2012 Texas Medicaid Provider Procedures Manual

Volume 1, General Information : Section 5: Fee-for-Service Prior Authorizations : 5.1 General Information About Prior Authorization : 5.1.1 Prior Authorization Requests for Clients with Retroactive Eligibility

5.1.1
Retroactive eligibility occurs when the effective date of a client’s Medicaid coverage is before the date the client’s Medicaid eligibility is added to TMHP’s eligibility file, which is called the “add date.”
For clients with retroactive eligibility, prior authorization requests must be submitted after the client's add date and before a claim is submitted to TMHP.

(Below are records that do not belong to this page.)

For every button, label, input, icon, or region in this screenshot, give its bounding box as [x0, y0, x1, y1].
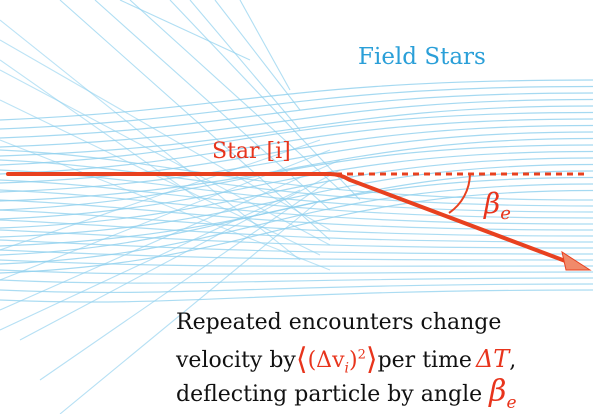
- field-star-line: [0, 98, 593, 148]
- field-star-line: [0, 39, 331, 231]
- math-inner: (Δvi)2: [307, 347, 366, 377]
- field-star-line: [0, 99, 321, 256]
- field-star-line: [0, 139, 331, 271]
- field-star-line: [0, 105, 593, 157]
- math-close: ⟩: [365, 342, 378, 377]
- field-star-line: [0, 111, 593, 166]
- field-star-line: [129, 0, 341, 191]
- field-star-line: [214, 0, 301, 111]
- field-star-line: [0, 249, 593, 261]
- field-star-line: [0, 189, 593, 274]
- field-star-line: [0, 239, 593, 255]
- beta-e-label: βe: [483, 187, 511, 224]
- field-star-line: [0, 149, 331, 281]
- field-stars-label: Field Stars: [358, 44, 486, 70]
- caption-deflecting-text: deflecting particle by angle: [176, 382, 483, 407]
- field-star-line: [0, 59, 201, 201]
- field-star-line: [0, 131, 593, 193]
- deflection-angle-arc: [448, 173, 471, 214]
- field-star-line: [239, 0, 291, 91]
- field-star-line: [0, 269, 593, 275]
- field-star-line: [94, 0, 331, 211]
- field-star-line: [0, 157, 593, 229]
- caption-line-1: Repeated encounters change: [176, 310, 502, 335]
- field-star-line: [0, 137, 593, 202]
- field-star-line: [0, 189, 301, 331]
- field-star-line: [0, 277, 593, 284]
- field-star-line: [0, 159, 341, 311]
- field-star-line: [0, 259, 593, 267]
- caption-per-time-text: per time: [377, 348, 472, 373]
- field-star-line: [0, 150, 593, 220]
- field-star-line: [59, 0, 331, 241]
- field-star-line: [169, 0, 361, 201]
- velocity-dispersion-math: ⟨: [295, 342, 308, 377]
- star-i-deflected-path: [328, 172, 570, 264]
- field-star-line: [119, 0, 251, 61]
- star-i-label: Star [i]: [212, 139, 291, 164]
- field-star-line: [0, 79, 593, 121]
- caption-velocity-text: velocity by: [176, 348, 296, 373]
- caption-line-3: deflecting particle by angle βe: [176, 374, 517, 413]
- star-i-trajectory: [6, 172, 592, 271]
- delta-t-math: ΔT: [475, 345, 510, 373]
- field-star-line: [0, 283, 593, 294]
- caption-line-2: velocity by⟨(Δvi)2⟩per time ΔT,: [176, 340, 517, 377]
- arrowhead: [561, 250, 592, 271]
- field-star-line: [0, 139, 321, 251]
- field-star-line: [0, 19, 301, 261]
- field-star-line: [0, 124, 593, 184]
- field-star-line: [0, 209, 593, 237]
- field-star-line: [39, 179, 331, 381]
- field-star-line: [0, 179, 593, 219]
- field-star-line: [19, 169, 341, 341]
- field-star-line: [0, 92, 593, 139]
- field-star-line: [59, 199, 321, 414]
- field-star-line: [0, 163, 593, 238]
- field-star-line: [0, 289, 593, 303]
- caption-comma: ,: [509, 348, 517, 373]
- beta-e-caption-math: βe: [489, 374, 517, 413]
- field-star-line: [189, 0, 301, 131]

For services provided to fee-for-service Medicaid clients during the client's retroactive eligibility period, i.e., the period from the effective date to the add date, prior authorization must be obtained within 95 days from the client's add date and before a claim for those services is submitted to TMHP. For services provided on or after the client’s add date, the provider must obtain prior authorization within 3 business days of the date of service.
The provider is responsible for verifying eligibility. The provider is strongly encouraged to access the Automated Inquiry System (AIS) or TexMedConnect to verify eligibility frequently while providing services to the client. Client eligibility can also be verified through the Your Texas Benefits Medicaid card website at www.yourtexasbenefitscard.com. If services are discontinued before the client’s add date, the provider must still obtain prior authorization within 95 days of the add date to be able to submit claims.
Refer to:
Section 4: Client Eligibility (Vol. 1, General Information).